Neste momento, a Casa está iniciando as atividades da pequena de três anos na detecção de armas de fogo com maior foco. A postura de seriedade antes da chegada da cachorrinha, conta Leonela, teve que ser relativizada. Sucesso entre visitantes de todas as idades, Margaux arranca sorrisos e fotos que vão desde crianças a deputados federais e outras autoridades.

"Ela tem a simpatia dela, mas cabe a mim explicar o trabalho dela". Isso exige diálogo, razão pela qual Leonela se vê em um desafio constante entre ser simpática e manter o distanciamento. "Acho que é tudo muito inédito. O fato de ser uma figura feminina é mais convidativo, mas estou com meu uniforme que passa a imagem de uma figura ostensiva, que está ali para reprimir, só que com um cãozinho de lado", conta, sinalizando que há um equilíbrio entre os dois perfis aparentemente antagônicos.

8 de janeiro

A presença de mulheres no cotidiano e, em especial, em "cenários de guerra" na Praça dos Três Poderes apresentou a Leonela e aos colegas um novo olhar sobre homens e mulheres nos momentos de crise. O 8 de janeiro é o principal exemplo. "Estar aqui no dia 8 foi uma explosão de emoções. Todo mundo que trabalhou nesse dia viveu um cenário de guerra. Ficamos três horas e meia aqui dentro. Não sabíamos o que estava acontecendo."

Com lágrimas escorrendo, a servidora afirma que a data marcou a certeza de um sentimento: o de pertencimento à Casa. "Nós, que desenvolvemos um amor por esses espaços, vermos aquela ira, as pessoas se ajoelhando e agradecendo a Deus, dizendo que estavam aqui para matar e morrer, destruindo tudo aquilo que é tão afeto a nós me deixou inundada de tristeza.
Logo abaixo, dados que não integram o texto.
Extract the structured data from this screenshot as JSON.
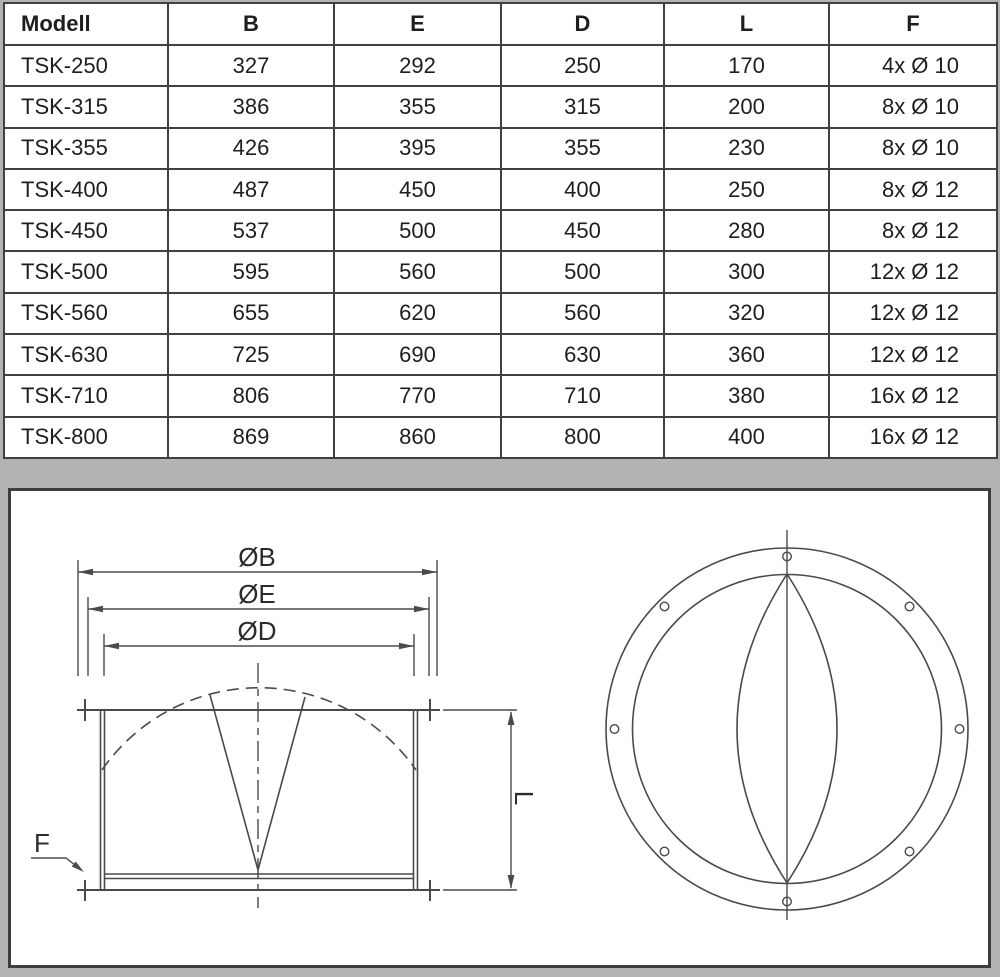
{
  "table": {
    "headers": [
      "Modell",
      "B",
      "E",
      "D",
      "L",
      "F"
    ],
    "rows": [
      [
        "TSK-250",
        "327",
        "292",
        "250",
        "170",
        "4x Ø 10"
      ],
      [
        "TSK-315",
        "386",
        "355",
        "315",
        "200",
        "8x Ø 10"
      ],
      [
        "TSK-355",
        "426",
        "395",
        "355",
        "230",
        "8x Ø 10"
      ],
      [
        "TSK-400",
        "487",
        "450",
        "400",
        "250",
        "8x Ø 12"
      ],
      [
        "TSK-450",
        "537",
        "500",
        "450",
        "280",
        "8x Ø 12"
      ],
      [
        "TSK-500",
        "595",
        "560",
        "500",
        "300",
        "12x Ø 12"
      ],
      [
        "TSK-560",
        "655",
        "620",
        "560",
        "320",
        "12x Ø 12"
      ],
      [
        "TSK-630",
        "725",
        "690",
        "630",
        "360",
        "12x Ø 12"
      ],
      [
        "TSK-710",
        "806",
        "770",
        "710",
        "380",
        "16x Ø 12"
      ],
      [
        "TSK-800",
        "869",
        "860",
        "800",
        "400",
        "16x Ø 12"
      ]
    ]
  },
  "diagram": {
    "labels": {
      "diameter_b": "ØB",
      "diameter_e": "ØE",
      "diameter_d": "ØD",
      "length": "L",
      "flange_hole": "F"
    },
    "front_view": {
      "bolt_hole_count": 8
    }
  },
  "colors": {
    "page_background": "#b3b3b3",
    "panel_background": "#ffffff",
    "line_work": "#4a4a4a",
    "table_border": "#414141",
    "text": "#1e1e1e"
  }
}
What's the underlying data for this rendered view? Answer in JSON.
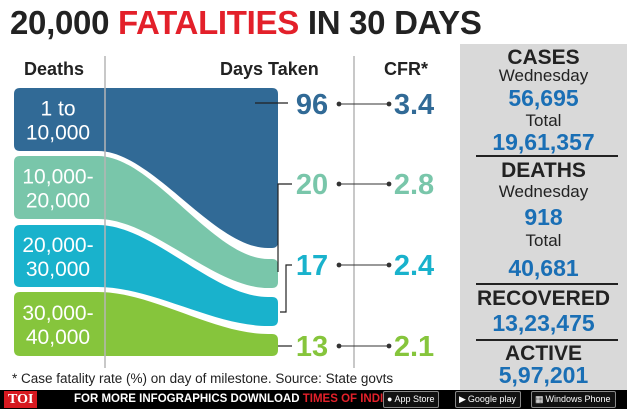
{
  "title": {
    "number": "20,000",
    "fatalities": "FATALITIES",
    "rest": "IN 30 DAYS"
  },
  "headers": {
    "deaths": "Deaths",
    "days_taken": "Days Taken",
    "cfr": "CFR*"
  },
  "colors": {
    "band1": "#316a96",
    "band2": "#79c6aa",
    "band3": "#19b2cc",
    "band4": "#86c53c",
    "panel": "#d9d9d9",
    "number_blue": "#1a6fb5",
    "title_red": "#e3202a"
  },
  "chart_data": {
    "type": "table",
    "title": "20,000 FATALITIES IN 30 DAYS",
    "columns": [
      "Deaths",
      "Days Taken",
      "CFR*"
    ],
    "rows": [
      {
        "deaths_line1": "1 to",
        "deaths_line2": "10,000",
        "days_taken": "96",
        "cfr": "3.4"
      },
      {
        "deaths_line1": "10,000-",
        "deaths_line2": "20,000",
        "days_taken": "20",
        "cfr": "2.8"
      },
      {
        "deaths_line1": "20,000-",
        "deaths_line2": "30,000",
        "days_taken": "17",
        "cfr": "2.4"
      },
      {
        "deaths_line1": "30,000-",
        "deaths_line2": "40,000",
        "days_taken": "13",
        "cfr": "2.1"
      }
    ]
  },
  "side": {
    "cases_heading": "CASES",
    "cases_wed_label": "Wednesday",
    "cases_wed": "56,695",
    "cases_total_label": "Total",
    "cases_total": "19,61,357",
    "deaths_heading": "DEATHS",
    "deaths_wed_label": "Wednesday",
    "deaths_wed": "918",
    "deaths_total_label": "Total",
    "deaths_total": "40,681",
    "recovered_heading": "RECOVERED",
    "recovered": "13,23,475",
    "active_heading": "ACTIVE",
    "active": "5,97,201"
  },
  "footnote": "* Case fatality rate (%) on day of milestone. Source: State govts",
  "footer": {
    "logo": "TOI",
    "text_white": "FOR MORE  INFOGRAPHICS DOWNLOAD",
    "text_red": "TIMES OF INDIA  APP",
    "badge_appstore": "App Store",
    "badge_googleplay": "Google play",
    "badge_windows": "Windows Phone"
  }
}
Recebi muitos feedbacks de colegas dizendo que se sentiram motivados a não desistirem por eu estar ao lado deles."

Leonela adensa que sua "falta de vigor físico" é compensada com especializações que busca realizar, a fim de contribuir dentro do departamento com outras expertises. "Como sei que meu vigor físico vai fazer falta para o colega, procuro me especializar em outras coisas. Hoje, faço parte da equipe para atuar com bombas de gás lacrimogêneo. Fiz essa habilitação para entregar aquilo que meu vigor físico não pode oferecer", explica.

"No dia 8, nós fomos os primeiros engolidos na multidão. Estava ao lado da viatura quando ela caiu no espelho d'água. Eu pensei que fôssemos morrer. Nosso objetivo era único: não os deixarem entrar no plenário. Acabou gás, acabou muita coisa, mas conseguimos conter. Nesse momento, eu vi o estigma de mulher frágil sendo rompido."